6. The Man Who Left His Will on Film (1970)
Film editing as a revolutionary act. Students document the so-called War of Tokyo (a series of street demonstrations marred by police over-reaction). One of the filmmakers may or may not have died during the shoot, and the film found in his camera consists of footage of placid street scenes. In cutting them together, another student is driven to suicide. Uncompromising and extraordinary, though tough going for the uninitiated, this is one of Oshima’s signature accomplishments.
7. Night and Fog in Japan (1960) & 8. The Ceremony (1971)
Two widescreen, candy-colored canvases, both staged as a succession of weddings and funerals, both punctuated by shrieking and nihilistic rage. The first is a Resnais-inflected palimpsest of three generations of college-campus radicals, each haunted by the failures and betrayals of the others. The second dodges the specifics of history, elliptically leapfrogging from one ceremony to the next in the lives of a single family. As gorgeous as a Vincente Minnelli fantasia, as demanding as a Robbe-Grillet rewrite of Beyond Good and Evil, the films’ objective is the expansion of the average filmgoer’s political consciousness. The result is the cracking of their skulls.
9. In the Realm of the Senses (1976)
By global consensus, a masterpiece, though some of us find this celebration of a famous case of sexual devotion as death-driven transcendence mildly interesting, but altogether inessential.
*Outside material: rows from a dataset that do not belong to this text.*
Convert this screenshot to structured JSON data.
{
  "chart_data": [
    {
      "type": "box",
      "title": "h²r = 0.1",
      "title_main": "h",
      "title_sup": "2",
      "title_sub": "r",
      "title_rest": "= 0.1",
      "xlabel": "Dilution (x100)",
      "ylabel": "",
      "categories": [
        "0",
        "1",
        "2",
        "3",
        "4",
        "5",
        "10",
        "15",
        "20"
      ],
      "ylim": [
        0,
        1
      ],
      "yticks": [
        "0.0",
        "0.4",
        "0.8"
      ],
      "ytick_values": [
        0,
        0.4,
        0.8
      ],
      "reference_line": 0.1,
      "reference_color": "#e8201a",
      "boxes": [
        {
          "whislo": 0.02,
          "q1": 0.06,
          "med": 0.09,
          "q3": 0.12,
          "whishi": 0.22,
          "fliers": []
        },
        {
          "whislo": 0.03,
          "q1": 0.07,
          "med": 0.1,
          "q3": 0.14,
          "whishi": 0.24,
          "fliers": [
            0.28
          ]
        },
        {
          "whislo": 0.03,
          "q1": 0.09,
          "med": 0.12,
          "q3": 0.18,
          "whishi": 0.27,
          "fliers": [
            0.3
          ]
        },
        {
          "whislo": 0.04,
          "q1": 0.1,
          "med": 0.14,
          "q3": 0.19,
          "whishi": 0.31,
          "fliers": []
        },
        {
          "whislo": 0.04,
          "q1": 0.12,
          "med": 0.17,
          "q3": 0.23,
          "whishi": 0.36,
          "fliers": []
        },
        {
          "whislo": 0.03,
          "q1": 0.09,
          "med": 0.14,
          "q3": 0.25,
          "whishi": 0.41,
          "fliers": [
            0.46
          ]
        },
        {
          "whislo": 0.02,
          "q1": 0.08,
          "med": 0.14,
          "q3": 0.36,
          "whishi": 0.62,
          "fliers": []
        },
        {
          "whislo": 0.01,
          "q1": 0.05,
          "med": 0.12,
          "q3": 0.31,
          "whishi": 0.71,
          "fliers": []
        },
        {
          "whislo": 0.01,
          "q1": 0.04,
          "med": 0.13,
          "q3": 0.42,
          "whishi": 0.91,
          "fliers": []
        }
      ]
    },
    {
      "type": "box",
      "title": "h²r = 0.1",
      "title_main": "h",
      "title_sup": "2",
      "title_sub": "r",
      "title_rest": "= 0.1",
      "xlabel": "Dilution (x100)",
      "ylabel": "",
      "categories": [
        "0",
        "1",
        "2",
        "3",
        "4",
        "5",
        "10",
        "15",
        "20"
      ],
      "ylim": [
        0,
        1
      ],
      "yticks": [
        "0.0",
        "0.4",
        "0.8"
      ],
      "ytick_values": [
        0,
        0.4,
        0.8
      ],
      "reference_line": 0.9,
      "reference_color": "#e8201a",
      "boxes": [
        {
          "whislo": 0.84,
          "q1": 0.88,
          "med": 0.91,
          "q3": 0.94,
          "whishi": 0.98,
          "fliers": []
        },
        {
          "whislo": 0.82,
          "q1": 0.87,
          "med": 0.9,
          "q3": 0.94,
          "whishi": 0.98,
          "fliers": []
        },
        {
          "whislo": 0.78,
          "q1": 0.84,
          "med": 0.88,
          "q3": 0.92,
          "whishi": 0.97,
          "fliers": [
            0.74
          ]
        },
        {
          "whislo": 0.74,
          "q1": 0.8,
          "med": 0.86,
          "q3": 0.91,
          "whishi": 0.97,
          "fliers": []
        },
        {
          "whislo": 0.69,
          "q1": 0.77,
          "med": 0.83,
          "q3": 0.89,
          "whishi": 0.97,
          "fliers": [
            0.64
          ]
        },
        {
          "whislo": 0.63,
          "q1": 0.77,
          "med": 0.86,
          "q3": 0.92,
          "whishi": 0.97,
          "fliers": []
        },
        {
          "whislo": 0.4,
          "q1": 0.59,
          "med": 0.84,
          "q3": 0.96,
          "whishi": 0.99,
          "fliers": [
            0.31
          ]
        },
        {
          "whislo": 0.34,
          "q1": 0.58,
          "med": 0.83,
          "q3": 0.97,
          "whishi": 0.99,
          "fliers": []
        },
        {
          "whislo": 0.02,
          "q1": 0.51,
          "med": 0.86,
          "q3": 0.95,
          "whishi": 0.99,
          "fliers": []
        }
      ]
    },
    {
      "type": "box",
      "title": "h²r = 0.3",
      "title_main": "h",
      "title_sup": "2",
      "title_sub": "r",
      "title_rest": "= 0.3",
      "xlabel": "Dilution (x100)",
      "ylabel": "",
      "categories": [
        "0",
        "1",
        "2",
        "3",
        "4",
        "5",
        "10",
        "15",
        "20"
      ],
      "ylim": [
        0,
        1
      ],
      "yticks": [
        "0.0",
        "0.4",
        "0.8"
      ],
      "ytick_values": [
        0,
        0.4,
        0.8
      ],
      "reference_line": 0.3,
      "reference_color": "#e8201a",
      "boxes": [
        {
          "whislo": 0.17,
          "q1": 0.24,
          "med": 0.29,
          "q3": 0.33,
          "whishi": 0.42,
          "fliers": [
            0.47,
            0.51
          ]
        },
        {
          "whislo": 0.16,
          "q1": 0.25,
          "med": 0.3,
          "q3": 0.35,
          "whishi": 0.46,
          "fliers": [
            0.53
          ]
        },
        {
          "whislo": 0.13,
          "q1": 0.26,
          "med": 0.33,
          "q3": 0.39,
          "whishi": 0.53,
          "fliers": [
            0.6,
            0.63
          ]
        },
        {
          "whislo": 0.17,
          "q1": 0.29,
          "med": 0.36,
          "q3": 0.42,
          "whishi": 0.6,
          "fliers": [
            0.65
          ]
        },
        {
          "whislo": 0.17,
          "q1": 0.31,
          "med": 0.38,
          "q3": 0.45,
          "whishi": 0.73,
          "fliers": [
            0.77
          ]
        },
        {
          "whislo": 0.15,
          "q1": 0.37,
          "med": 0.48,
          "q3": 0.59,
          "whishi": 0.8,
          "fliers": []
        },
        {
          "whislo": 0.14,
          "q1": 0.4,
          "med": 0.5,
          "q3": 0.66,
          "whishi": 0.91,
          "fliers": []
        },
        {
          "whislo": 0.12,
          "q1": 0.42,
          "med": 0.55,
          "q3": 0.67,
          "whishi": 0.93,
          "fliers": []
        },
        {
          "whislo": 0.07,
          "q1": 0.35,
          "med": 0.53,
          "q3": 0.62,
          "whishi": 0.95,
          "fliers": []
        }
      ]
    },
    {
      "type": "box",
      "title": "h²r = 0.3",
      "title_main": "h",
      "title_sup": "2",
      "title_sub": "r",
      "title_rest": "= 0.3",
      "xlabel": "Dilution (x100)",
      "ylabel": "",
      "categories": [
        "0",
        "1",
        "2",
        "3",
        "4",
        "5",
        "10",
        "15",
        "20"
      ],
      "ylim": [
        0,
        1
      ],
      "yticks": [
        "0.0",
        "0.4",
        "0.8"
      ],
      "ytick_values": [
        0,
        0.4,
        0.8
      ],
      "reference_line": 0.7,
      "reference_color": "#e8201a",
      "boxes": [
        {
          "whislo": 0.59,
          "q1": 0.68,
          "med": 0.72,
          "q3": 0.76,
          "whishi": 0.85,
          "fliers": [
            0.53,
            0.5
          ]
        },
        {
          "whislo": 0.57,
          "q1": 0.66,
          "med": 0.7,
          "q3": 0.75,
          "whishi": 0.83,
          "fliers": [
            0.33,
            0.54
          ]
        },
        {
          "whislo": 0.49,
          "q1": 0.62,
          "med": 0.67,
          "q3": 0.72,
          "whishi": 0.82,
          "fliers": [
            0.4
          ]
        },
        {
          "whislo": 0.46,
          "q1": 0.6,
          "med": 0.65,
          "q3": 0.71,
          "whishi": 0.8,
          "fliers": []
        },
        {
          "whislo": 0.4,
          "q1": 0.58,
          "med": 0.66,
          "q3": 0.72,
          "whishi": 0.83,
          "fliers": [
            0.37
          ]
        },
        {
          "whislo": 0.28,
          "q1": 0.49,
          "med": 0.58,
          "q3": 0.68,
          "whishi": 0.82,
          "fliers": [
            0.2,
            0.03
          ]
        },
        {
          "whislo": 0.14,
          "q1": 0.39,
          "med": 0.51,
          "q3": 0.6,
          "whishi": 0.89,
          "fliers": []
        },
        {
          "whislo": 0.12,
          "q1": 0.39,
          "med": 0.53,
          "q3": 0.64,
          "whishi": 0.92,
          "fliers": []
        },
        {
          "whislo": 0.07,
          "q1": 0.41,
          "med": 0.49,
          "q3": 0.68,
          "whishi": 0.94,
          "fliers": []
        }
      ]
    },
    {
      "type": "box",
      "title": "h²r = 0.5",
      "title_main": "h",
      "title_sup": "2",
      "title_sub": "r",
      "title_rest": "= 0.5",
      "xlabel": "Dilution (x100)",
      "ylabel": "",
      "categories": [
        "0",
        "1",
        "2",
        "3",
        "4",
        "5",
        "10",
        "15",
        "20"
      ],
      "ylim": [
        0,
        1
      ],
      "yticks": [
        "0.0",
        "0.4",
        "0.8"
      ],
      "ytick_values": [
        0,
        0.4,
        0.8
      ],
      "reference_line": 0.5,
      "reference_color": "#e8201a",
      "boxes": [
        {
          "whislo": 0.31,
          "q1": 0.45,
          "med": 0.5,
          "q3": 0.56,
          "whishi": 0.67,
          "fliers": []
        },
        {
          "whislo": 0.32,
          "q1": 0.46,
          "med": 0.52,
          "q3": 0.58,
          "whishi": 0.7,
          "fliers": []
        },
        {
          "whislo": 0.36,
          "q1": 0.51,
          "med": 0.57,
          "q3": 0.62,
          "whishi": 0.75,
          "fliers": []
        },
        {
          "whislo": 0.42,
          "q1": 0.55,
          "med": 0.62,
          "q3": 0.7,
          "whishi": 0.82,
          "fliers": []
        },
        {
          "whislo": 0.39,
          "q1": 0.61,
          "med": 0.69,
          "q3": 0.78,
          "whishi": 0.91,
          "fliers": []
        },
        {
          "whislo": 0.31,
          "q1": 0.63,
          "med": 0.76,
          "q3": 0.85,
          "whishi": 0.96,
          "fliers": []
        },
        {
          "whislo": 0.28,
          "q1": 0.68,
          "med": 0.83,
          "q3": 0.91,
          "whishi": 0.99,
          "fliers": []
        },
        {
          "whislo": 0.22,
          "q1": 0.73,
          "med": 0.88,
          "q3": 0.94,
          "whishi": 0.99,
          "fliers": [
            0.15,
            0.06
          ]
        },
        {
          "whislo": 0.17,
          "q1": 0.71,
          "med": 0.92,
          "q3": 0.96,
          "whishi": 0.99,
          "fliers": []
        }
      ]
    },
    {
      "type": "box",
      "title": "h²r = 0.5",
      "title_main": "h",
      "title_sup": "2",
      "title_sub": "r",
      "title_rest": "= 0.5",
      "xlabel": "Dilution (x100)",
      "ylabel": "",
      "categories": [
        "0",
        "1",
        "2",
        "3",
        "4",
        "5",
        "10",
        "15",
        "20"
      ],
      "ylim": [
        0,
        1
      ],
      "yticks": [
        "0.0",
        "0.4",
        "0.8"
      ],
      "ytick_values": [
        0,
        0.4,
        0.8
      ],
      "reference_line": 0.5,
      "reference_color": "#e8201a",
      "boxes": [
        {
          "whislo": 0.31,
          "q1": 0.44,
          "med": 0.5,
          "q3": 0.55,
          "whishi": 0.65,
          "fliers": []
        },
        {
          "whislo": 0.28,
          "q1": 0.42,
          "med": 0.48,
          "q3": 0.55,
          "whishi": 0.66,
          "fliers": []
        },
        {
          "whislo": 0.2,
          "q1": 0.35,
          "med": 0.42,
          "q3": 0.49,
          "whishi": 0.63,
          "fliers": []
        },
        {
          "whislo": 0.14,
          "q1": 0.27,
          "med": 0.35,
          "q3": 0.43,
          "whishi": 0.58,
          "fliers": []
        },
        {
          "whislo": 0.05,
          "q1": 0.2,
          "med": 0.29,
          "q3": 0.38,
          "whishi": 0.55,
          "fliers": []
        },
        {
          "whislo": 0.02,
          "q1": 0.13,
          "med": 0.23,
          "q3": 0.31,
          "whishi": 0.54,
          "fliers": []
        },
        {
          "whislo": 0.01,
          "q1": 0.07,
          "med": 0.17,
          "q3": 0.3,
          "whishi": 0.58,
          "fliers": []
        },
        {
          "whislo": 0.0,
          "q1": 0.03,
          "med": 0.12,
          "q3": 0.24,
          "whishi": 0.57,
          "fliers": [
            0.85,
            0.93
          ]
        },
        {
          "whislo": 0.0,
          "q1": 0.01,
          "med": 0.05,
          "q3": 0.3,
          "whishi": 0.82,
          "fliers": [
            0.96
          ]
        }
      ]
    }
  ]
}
The story of geisha Sada Abe and a client whose passion is pornographic and fatal: the director’s recurrent curiosity about strangulation and castration reach a hardcore pitch in this made-in-France and banned-in-Japan art-house snooze. (Available on video and dvd from Fox Lorber.)
10. Merry Christmas, Mr. Lawrence (1982)
David Bowie (in his worst performance) gives Ryuichi Sakamoto a kiss and destroys the final vestiges of the samurai mind. Tom Conti is the titular Lawrence, an English POW well-versed in most things Japanese, but it’s the baby-faced Takeshi “Beat” Kitano who speaks the title line and steals the entire show. Met with a degree of critical derision by many, the film has improved with age and cries out for a properly letterboxed DVD edition.